Artificial intelligence models, especially large language models, generate outputs based on probability distributions learned from training data. This means the responses they produce are often plausible rather than guaranteed to be correct. Such probabilistic behavior leads to issues like hallucinations, bias, and inconsistent reasoning, making it difficult to rely on AI outputs in critical environments. The Mira Network introduces a novel verification architecture that transforms these uncertain outputs into verifiable on-chain resources.
Instead of trusting the response generated by a single AI model, Mira decomposes the generated output into smaller factual statements known as claims. Each claim is treated as an independent unit that can be evaluated objectively. For example, a complex paragraph produced by an AI system is broken down sentence-by-sentence into verifiable facts. These claims are then distributed across a decentralized network of verification nodes.

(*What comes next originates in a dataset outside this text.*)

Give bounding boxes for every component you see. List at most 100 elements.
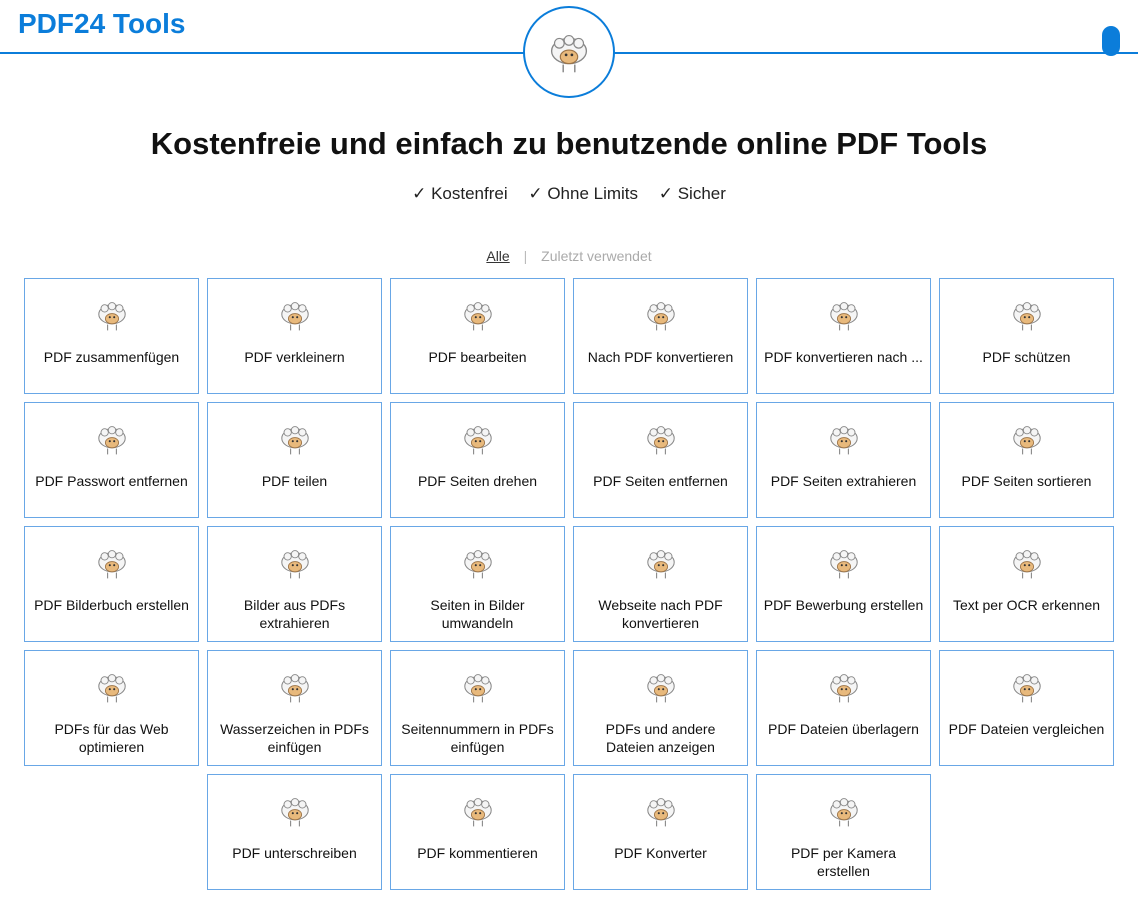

Each node runs different AI models or verification mechanisms and independently evaluates whether a claim is true, false, or uncertain. Because the nodes rely on diverse models and datasets, the network reduces the risk of shared bias or systemic errors. Once the verification process begins, nodes vote on the correctness of each claim. A supermajority consensus is required for the claim to be accepted as verified.
When consensus is reached, the verification results are packaged into a cryptographic certificate that records the verification process, participating models, and voting results. This certificate is then stored on the blockchain, creating a transparent and immutable record. As a result, the AI output is no longer just probabilistic text—it becomes an auditable and verifiable digital resource that applications can trust.